The Palm House by Gwendoline Riley - review by John-Baptiste Oduor

John-Baptiste Oduor

On the Same Page?

The Palm House

By

Picador 224pp £16.99
 

One of the recurring puzzles of Gwendoline Riley’s novels is why her protagonists, acerbic but measured women, find themselves, again and again, in relationships with men devoid of charm and capable of wicked cruelty. Or to put it another way, why do the oafish, careless and stupid have so much power over the lives of otherwise sensitive and thoughtful people? Like several of its predecessors, The Palm House is narrated by a woman who, through a series of recollections of her upbringing and musings on her current life, seems to be trying to understand the oppressive force that mediocrity can exert. 

The novel is partly concerned with the decision of Edmund Putnam, a friend of the narrator, Laura, to leave his job at a magazine after twenty-five years. Sequence, in common with its model, the Times Literary Supplement, has offices near London Bridge. Its board has also ill-advisedly hired a ‘company man’ to take over the editorship. Like Stephen ‘Stig’ Abell, who moved to the TLS from the bosom-forward Sun in 2016, Riley’s fictional Simon Halfpenny also goes by a monosyllabic nickname. ‘Shove’, as he insists on being called, has plans to turn Sequence into the New Yorker, despite the fact that, as Putnam bemoans, there is already a New Yorker, not to mention countless other publications committed to serving up ‘approachable’ writing to the masses. The novel’s title alludes to the tall Victorian glasshouse in Kew Gardens where Laura promises to go with Putnam and his father. Riley’s suggestion is that the refined, insular world of literary magazines in which beautiful things can grow because they are cut off from the outside is its own kind of conservatory. 

Ostensibly, it is in response to Sequence’s middlebrow turn that Putnam – or Ed, as Shove calls him – decides to leave. But Putnam pleads his case too emphatically for it to be convincing: Shove allows him to get on with his job; Putnam need only tolerate the occasional dross his new boss insists on printing.
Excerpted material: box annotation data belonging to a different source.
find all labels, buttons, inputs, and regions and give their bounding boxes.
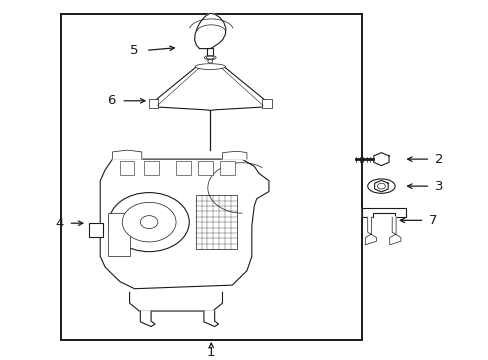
Polygon shape [365, 217, 376, 245]
Text: 2: 2 [434, 153, 443, 166]
Polygon shape [203, 311, 218, 327]
Ellipse shape [207, 59, 212, 63]
Ellipse shape [204, 55, 216, 60]
Text: 6: 6 [107, 94, 116, 107]
Ellipse shape [206, 56, 214, 59]
Text: 5: 5 [130, 44, 139, 57]
Bar [120, 161, 134, 175]
Polygon shape [194, 13, 225, 49]
Circle shape [140, 216, 158, 229]
Polygon shape [374, 180, 387, 192]
Bar [144, 161, 159, 175]
Polygon shape [151, 67, 268, 111]
Polygon shape [100, 159, 268, 289]
Circle shape [109, 193, 189, 252]
Text: 7: 7 [428, 214, 437, 227]
Circle shape [122, 202, 176, 242]
Bar [195, 195, 237, 249]
Bar [89, 223, 103, 237]
Ellipse shape [367, 179, 394, 193]
Bar [220, 161, 234, 175]
Text: 3: 3 [434, 180, 443, 193]
Ellipse shape [195, 64, 225, 69]
Polygon shape [373, 153, 388, 166]
Bar [176, 161, 190, 175]
Text: 1: 1 [206, 346, 215, 359]
Bar [61, 14, 361, 340]
Bar [198, 161, 212, 175]
Polygon shape [129, 292, 222, 311]
Circle shape [377, 183, 385, 189]
Bar [262, 99, 271, 108]
Bar [148, 99, 158, 108]
Polygon shape [222, 151, 246, 159]
Text: 4: 4 [55, 217, 64, 230]
Polygon shape [361, 208, 405, 217]
Polygon shape [389, 217, 400, 245]
Bar [107, 213, 129, 256]
Polygon shape [112, 150, 142, 159]
Polygon shape [140, 311, 155, 327]
Bar [207, 48, 213, 58]
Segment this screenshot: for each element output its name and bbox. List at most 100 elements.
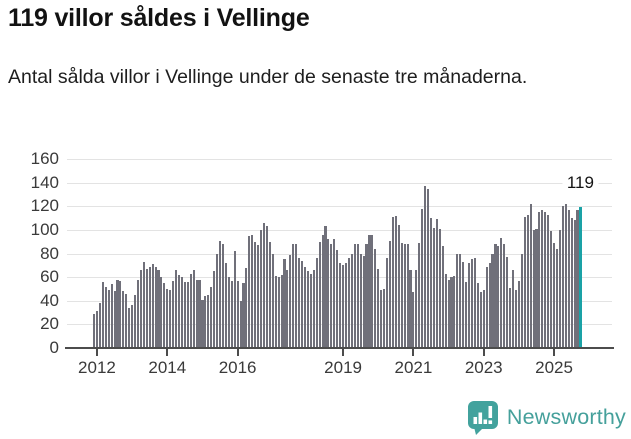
y-tick-label-60: 60 [40, 267, 59, 287]
bar [321, 234, 324, 348]
bar [239, 300, 242, 348]
bar [500, 238, 503, 348]
bar [427, 188, 430, 348]
bar [371, 234, 374, 348]
bar [254, 241, 257, 348]
bar [134, 294, 137, 348]
bar [517, 280, 520, 348]
bar [274, 275, 277, 348]
bar [535, 228, 538, 348]
bar [488, 262, 491, 348]
x-axis-tick-2016 [236, 349, 239, 356]
bar [541, 209, 544, 348]
bar [553, 242, 556, 348]
bar [494, 244, 497, 348]
bar [350, 253, 353, 348]
bar [306, 271, 309, 348]
bar [257, 245, 260, 348]
bar [409, 270, 412, 348]
bar [558, 229, 561, 348]
bar [503, 244, 506, 348]
y-tick-label-0: 0 [49, 338, 59, 357]
y-tick-label-40: 40 [40, 290, 59, 310]
bar [262, 222, 266, 348]
bar [154, 266, 157, 348]
gridline-160 [67, 159, 612, 160]
bar [468, 262, 471, 348]
bar [260, 229, 263, 348]
newsworthy-icon [467, 401, 498, 435]
gridline-100 [67, 229, 612, 231]
bar [450, 277, 453, 348]
x-axis-tick-2021 [412, 349, 415, 356]
bar [131, 305, 134, 348]
bar [400, 242, 403, 348]
bar [189, 273, 192, 348]
chart-title: 119 villor såldes i Vellinge [8, 4, 310, 32]
bar [415, 270, 418, 348]
bar [544, 212, 547, 348]
x-tick-label-2021: 2021 [394, 358, 433, 377]
gridline-140 [67, 182, 612, 184]
bar [342, 265, 345, 348]
gridline-80 [67, 253, 612, 255]
bar [221, 244, 224, 348]
bar [145, 268, 148, 348]
x-axis-tick-2025 [553, 349, 556, 356]
bar [429, 218, 433, 348]
bar [175, 270, 178, 348]
bar [394, 215, 397, 348]
bar [172, 280, 175, 348]
bar [333, 239, 336, 348]
bar [573, 220, 576, 348]
bar [465, 281, 468, 348]
bar [116, 279, 119, 348]
y-tick-label-100: 100 [30, 219, 59, 239]
bar [125, 293, 128, 348]
bar [139, 270, 142, 348]
bar [491, 253, 494, 348]
bar [166, 288, 169, 348]
bar [459, 253, 462, 348]
bar [142, 261, 145, 348]
bar [183, 281, 186, 348]
x-tick-label-2014: 2014 [148, 358, 187, 377]
bar [213, 271, 216, 348]
bar [368, 234, 371, 348]
x-tick-label-2019: 2019 [324, 358, 363, 377]
bar [201, 299, 204, 348]
bar [377, 268, 380, 348]
x-tick-label-2012: 2012 [78, 358, 116, 377]
bar [339, 262, 342, 348]
bar [230, 280, 233, 348]
x-tick-label-2016: 2016 [218, 358, 257, 377]
bar [327, 239, 330, 348]
bar [397, 225, 400, 348]
bar [555, 248, 559, 348]
x-tick-label-2025: 2025 [535, 358, 573, 377]
bar [523, 216, 526, 348]
bar [151, 264, 154, 348]
y-tick-label-80: 80 [40, 243, 59, 263]
bar [570, 218, 573, 348]
bar [128, 307, 131, 348]
bar [157, 270, 160, 348]
bar [383, 288, 386, 348]
bar [207, 294, 210, 348]
bar [277, 277, 280, 348]
bar [218, 240, 222, 348]
bar [520, 253, 523, 348]
bar [292, 244, 295, 348]
bar [567, 209, 570, 348]
bar [344, 262, 348, 348]
bar [289, 254, 292, 348]
bar [315, 258, 318, 348]
bar [113, 291, 116, 348]
bar [470, 259, 474, 348]
bar [514, 290, 517, 348]
bar [324, 226, 327, 348]
bar [453, 275, 456, 348]
x-tick-label-2023: 2023 [464, 358, 503, 377]
bar [136, 279, 140, 348]
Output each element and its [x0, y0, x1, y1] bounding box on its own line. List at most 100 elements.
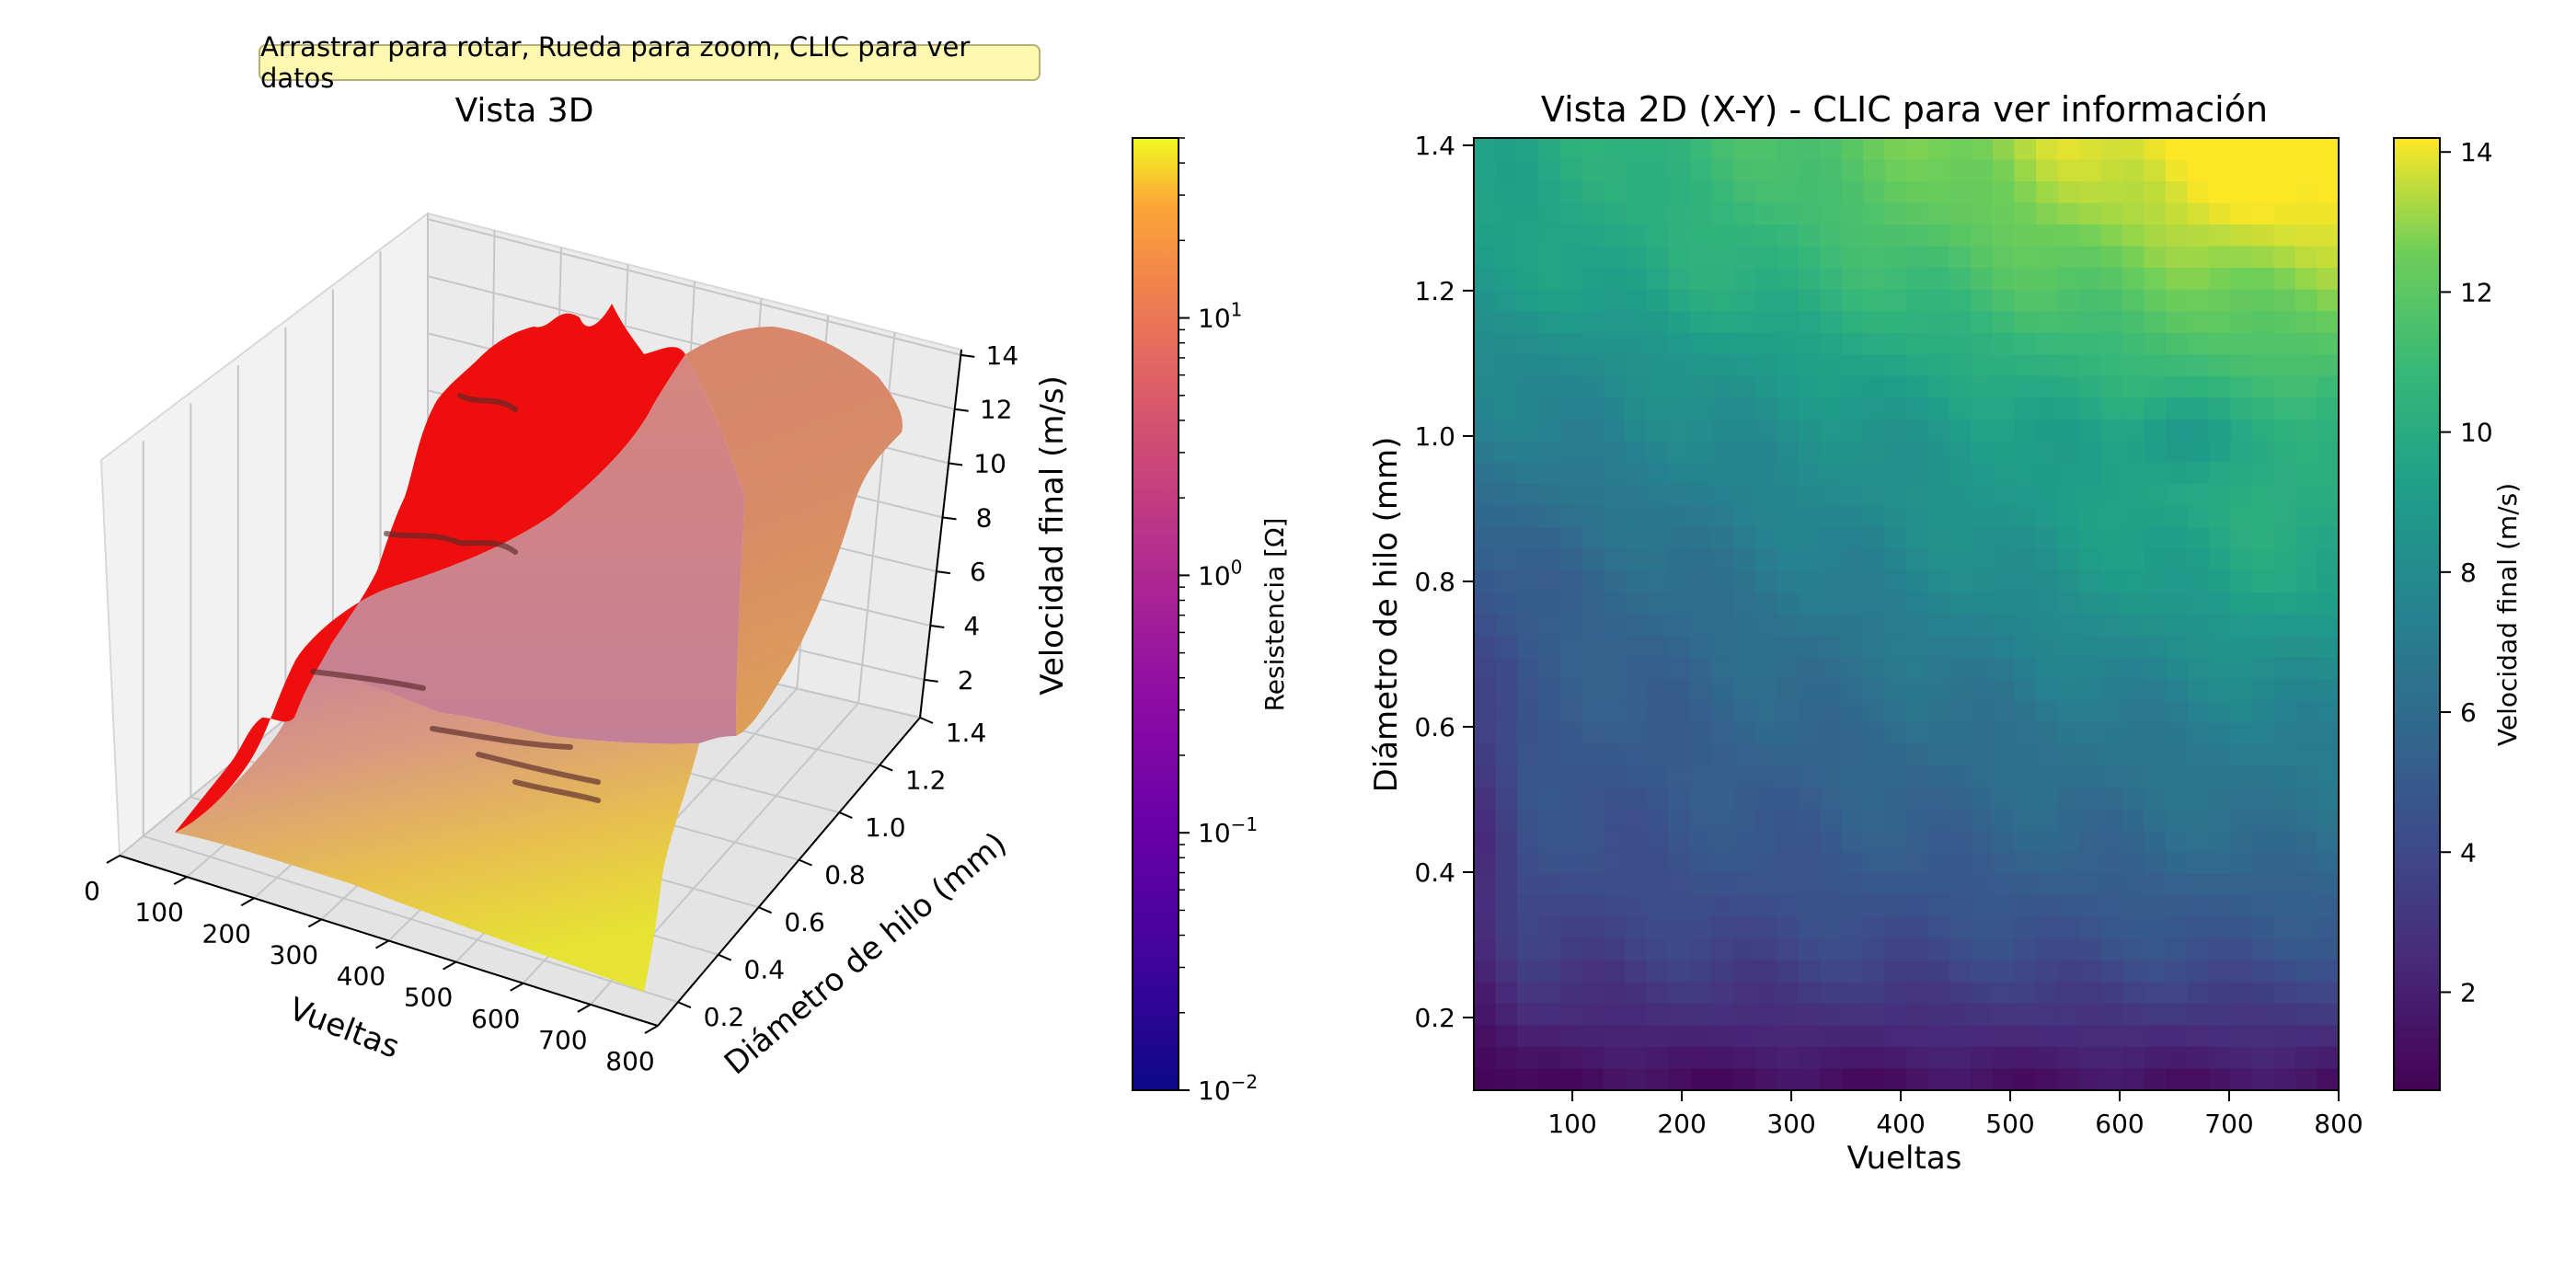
heatmap-cell	[1820, 159, 1843, 182]
heatmap-cell	[2122, 679, 2145, 702]
heatmap-cell	[1711, 419, 1734, 442]
heatmap-cell	[2100, 484, 2123, 507]
heatmap-cell	[1647, 938, 1670, 961]
heatmap-cell	[1474, 679, 1497, 702]
heatmap-cell	[1474, 289, 1497, 312]
heatmap-cell	[1777, 765, 1800, 788]
heatmap-cell	[1927, 462, 1950, 485]
heatmap-x-tick-label: 800	[2314, 1109, 2363, 1139]
heatmap-cell	[2209, 982, 2232, 1005]
heatmap-cell	[1625, 462, 1648, 485]
heatmap-cell	[1971, 679, 1994, 702]
heatmap-cell	[2100, 159, 2123, 182]
heatmap-cell	[1625, 722, 1648, 745]
heatmap-cell	[1754, 570, 1777, 593]
heatmap-cell	[2317, 181, 2340, 204]
heatmap-cell	[2317, 657, 2340, 680]
heatmap-cell	[1733, 960, 1756, 983]
heatmap-cell	[1647, 441, 1670, 464]
heatmap-cell	[1754, 657, 1777, 680]
z3d-tick-label: 14	[986, 340, 1019, 371]
heatmap-cell	[1841, 636, 1864, 659]
z3d-tick-label: 6	[970, 557, 986, 587]
heatmap-cell	[1538, 657, 1561, 680]
heatmap-cell	[1538, 1025, 1561, 1048]
z3d-axis-line	[919, 349, 962, 719]
heatmap-cell	[2079, 1046, 2102, 1070]
heatmap-cell	[2036, 484, 2059, 507]
heatmap-cell	[2295, 679, 2318, 702]
heatmap-panel[interactable]: Vista 2D (X-Y) - CLIC para ver informaci…	[1368, 89, 2523, 1177]
heatmap-cell	[1668, 311, 1691, 334]
heatmap-cell	[1604, 852, 1627, 875]
heatmap-cell	[2187, 636, 2210, 659]
heatmap-cell	[1647, 224, 1670, 247]
heatmap-cell	[2079, 527, 2102, 550]
heatmap-cell	[1927, 159, 1950, 182]
heatmap-cell	[2187, 700, 2210, 723]
heatmap-cell	[1538, 181, 1561, 204]
heatmap-cell	[1474, 916, 1497, 939]
heatmap-cell	[2144, 938, 2167, 961]
heatmap-cell	[2317, 311, 2340, 334]
heatmap-cell	[1971, 462, 1994, 485]
heatmap-cell	[1884, 722, 1907, 745]
heatmap-cell	[1906, 484, 1929, 507]
heatmap-cell	[2100, 397, 2123, 420]
heatmap-cell	[2252, 354, 2275, 377]
heatmap-cell	[1668, 181, 1691, 204]
heatmap-cell	[1668, 765, 1691, 788]
heatmap-cell	[2014, 982, 2037, 1005]
heatmap-cell	[2100, 852, 2123, 875]
heatmap-cell	[2144, 397, 2167, 420]
heatmap-cell	[1884, 138, 1907, 161]
heatmap-cell	[1711, 202, 1734, 225]
heatmap-cell	[2230, 938, 2253, 961]
heatmap-cell	[2273, 636, 2296, 659]
heatmap-cell	[2230, 1046, 2253, 1070]
heatmap-cell	[1949, 548, 1972, 572]
heatmap-cell	[1690, 1046, 1713, 1070]
heatmap-cell	[2036, 202, 2059, 225]
heatmap-cell	[2273, 138, 2296, 161]
heatmap-cell	[2079, 375, 2102, 398]
heatmap-cell	[2057, 289, 2080, 312]
heatmap-cell	[2014, 332, 2037, 355]
heatmap-cell	[1474, 397, 1497, 420]
x3d-tick	[443, 960, 457, 971]
heatmap-cell	[2036, 505, 2059, 529]
x3d-tick-label: 300	[270, 939, 318, 970]
heatmap-cell	[1647, 1068, 1670, 1091]
heatmap-cell	[2122, 138, 2145, 161]
heatmap-cell	[1474, 202, 1497, 225]
heatmap-cell	[1604, 614, 1627, 637]
heatmap-cell	[1927, 743, 1950, 766]
heatmap-cell	[1863, 397, 1886, 420]
heatmap-cell	[1754, 873, 1777, 896]
heatmap-cell	[1711, 982, 1734, 1005]
heatmap-cell	[2166, 548, 2189, 572]
heatmap-cell	[2209, 224, 2232, 247]
z3d-tick	[924, 678, 938, 683]
heatmap-cell	[2273, 202, 2296, 225]
heatmap-cell	[2273, 159, 2296, 182]
heatmap-cell	[2014, 202, 2037, 225]
heatmap-cell	[2209, 1003, 2232, 1027]
heatmap-cell	[2079, 809, 2102, 832]
heatmap-cell	[2057, 1068, 2080, 1091]
heatmap-cell	[1993, 1003, 2016, 1027]
heatmap-image[interactable]	[1474, 138, 2340, 1091]
heatmap-cell	[1495, 765, 1518, 788]
heatmap-cell	[1754, 397, 1777, 420]
heatmap-cell	[1733, 916, 1756, 939]
heatmap-cell	[2036, 375, 2059, 398]
heatmap-cell	[1538, 938, 1561, 961]
surface3d-panel[interactable]: Vista 3D 01002003004005006007008000.20.4…	[84, 92, 1290, 1106]
heatmap-cell	[1581, 916, 1604, 939]
heatmap-cell	[1517, 722, 1540, 745]
heatmap-x-tick-label: 700	[2204, 1109, 2253, 1139]
heatmap-cell	[2166, 354, 2189, 377]
heatmap-cell	[1604, 548, 1627, 572]
heatmap-cell	[1604, 138, 1627, 161]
The real crisis, which has Putnam breaking out in stress-induced eczema, is that his father is dying. Against this backdrop, Shove’s crass overfamiliarity is one straw too many. 

The job clearly symbolises more than just income and social status for Putnam: he was treated as a second son by a previous editor and his father, Martin, used to contribute to the magazine. Even so, Laura doesn’t believe that having a dim, entitled and insensitive boss is sufficient to justify the kind of depressive spiral into which Putnam sinks. She finds it ‘mind-bending’ that Putnam proves so ill-equipped to shrug off Shove’s antics, to tend his little garden and find pleasure in the world available to him. (‘Putnam was forty-nine!’)

That Putnam deals so indecorously with hardships runs against Laura’s worldview, which equates moral virtue with aesthetic refinement. Surely all those years spent ‘reading, thinking, watching films’ have given him ‘an inkling of how to face life? Some model for elegant survival?’ Perhaps, she considers, she is dealing with ‘a sort of bovarism’: a state of escapist fantasy, an intoxication with fiction unaccompanied by the learning of any worthwhile lessons.

The novel’s other strand describes a different kind of intoxication, one fuelled by naivety and boredom. Laura, aged fifteen, sends tape recordings of herself talking about banal features of her teenage life to a 29-year-old stand-up comedian named Chris Patrick, whose jokes are about how miserable and sensitive he is, and whose audience mainly comprises teenage girls – a fact that he claims to resent. ‘Did it really hurt his vanity, that girls went to see him?’ Laura asks. ‘Or was his dismay part of the bit?’ 

Anna, a girl four years Laura’s senior, acts as an accomplice in a plan to befriend Chris, although both are naive about what this might entail. Riley’s prose sparkles with the wide-eyed enthusiasm of youth in these passages. She manages to keep her reader one step ahead of the adventurous pair – a bit more knowing, a bit more alive to danger. 

Laura ends up in Chris’s flat in London, naked and hearing the word ‘labia’ for the first time. Walking her to the station afterwards, he tells her: ‘The best thing is to do it with someone you’re in love with … then it’s ’mazing.’ He also offers her some practical advice: ‘You’ll probably get a bit of thrush tomorrow … you can get cream for that at Boots.’ This is a typical Riley episode: wry and aware of the savage cruelty of experience.

But how do these threads – a workplace drama and a story of what might charitably be called romantic failure – fit together? Riley’s novel can be read as parallel narratives of trauma and the ways we avoid confronting it – catastrophising about a professional setback or putting oneself at the mercy of an older man. Or we might understand The Palm House as an extended analogy between the hollowness of cultish institutions such as Sequence and the pathetic nature of a small-town comedian: both overestimate their own importance. But Riley doesn’t make the connections explicit. Instead, she offers a series of often dazzlingly perceptive portraits, letting them sit side by side as fragments of information not yet processed.